Fuente: John Gill’s Exposition of the Entire Bible

20. Both to great and small The royal example and decree would thus furnish custom and law for all ranks and classes of people in the empire.

Fuente: Whedon’s Commentary on the Old and New Testaments

Est 1:20 And when the king’s decree which he shall make shall be published throughout all his empire, (for it is great,) all the wives shall give to their husbands honour, both to great and small.

Ver. 20. And when the king’s decree that he shall make shall be published] But why should any such thing be published at all, unless the king be ambitious of his own utter dishonour? Is there none wiser than other, but that the king must betray his own nest, tell all the empire that he was drunk, or little better, and did in his drink determine that against his fair queen that he so soon after repented? He should have done in this case as a man doth, that having a secret sore, clappeth on a plaster, and then covereth it with his hand, that it may stick the faster, work the better. Had Ahasuerus been wise, the world had been never the wiser for anything that Vashti had done, &c. But Memucan hath some colour for his bad counsel, a goodly veil to cast over it.

All the wives shall give to their husbands honour ] They shall not dare to do otherwise, unless they mean to be likewise divorced. But will terror breed true honour? is soothing right submission? Quem metuunt oderunt, fear makes hatred; and people honour none (to speak properly) but whom they love sincerely. Those lordly husbands that domineer over their wives as if they were their slaves, and carry themselves like lions in their houses, must not look for any great respect there. This man promised himself great matters when he thus said, The wives shall give iittenu in the masculine gender, to signify the wives’ voluntary subjection and obedience; but that he never had, nor any other that took the like course. Those husbands that will be honoured indeed by their wives must give honour to them as to the weaker vessels, as being heirs together of the grace of life, 1Pe 3:7 .
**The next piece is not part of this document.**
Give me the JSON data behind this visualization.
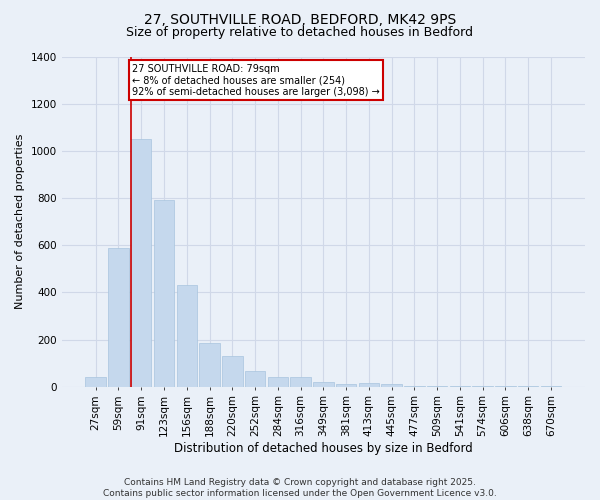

Fuente: John Trapp’s Complete Commentary (Old and New Testaments)

decree prescript. Only here and Ecc 8:11.

it is great: i.e. the decree is important.

ALL THE WIVES SHALL GIVE. This is the first of the five Acrostics (App-6), exhibiting in the initials the Divine name. See App-60.
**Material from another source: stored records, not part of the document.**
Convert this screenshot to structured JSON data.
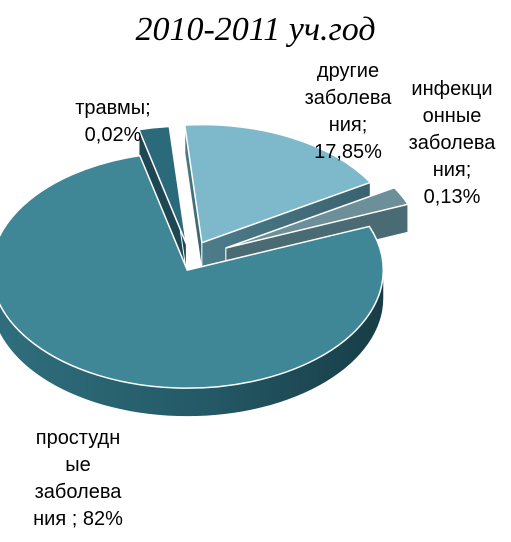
{
  "chart_data": {
    "type": "pie",
    "title": "2010-2011 уч.год",
    "three_d": true,
    "exploded": true,
    "slices": [
      {
        "category": "простудные заболевания",
        "value": 82,
        "label_lines": [
          "простудн",
          "ые",
          "заболева",
          "ния ; 82%"
        ],
        "color": "#3f8797"
      },
      {
        "category": "травмы",
        "value": 0.02,
        "label_lines": [
          "травмы;",
          "0,02%"
        ],
        "color": "#2b6a7a"
      },
      {
        "category": "другие заболевания",
        "value": 17.85,
        "label_lines": [
          "другие",
          "заболева",
          "ния;",
          "17,85%"
        ],
        "color": "#7db9cb"
      },
      {
        "category": "инфекционные заболевания",
        "value": 0.13,
        "label_lines": [
          "инфекци",
          "онные",
          "заболева",
          "ния;",
          "0,13%"
        ],
        "color": "#6c8f9a"
      }
    ]
  }
}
Fuente: Companion Bible Notes, Appendices and Graphics

throughout: Deu 17:13, Deu 21:21

all the wives: Eph 5:33, Col 3:18, 1Pe 3:1-7

Reciprocal: Gen 3:16 – rule Eph 5:22 – submit 1Ti 2:11 – General

Fuente: The Treasury of Scripture Knowledge

Est 1:20-21. All the wives shall give to their husbands honour, &c. None will dare to disobey, when they hear that the greatness of the queen could not preserve her from such a heavy punishment. The saying pleased the king and the princes Partly because their own authority and interest were concerned in it; and especially by the singular providence of God, who designed to bring about his own great work by this small occasion.

Fuente: Joseph Bensons Commentary on the Old and New Testaments

1:20 And when the king’s decree which he shall make shall be published throughout all his empire, (for it is {o} great,) all the wives shall give to their husbands honour, both to great and small.

(o) For he had under him a hundred and twenty-seven countries.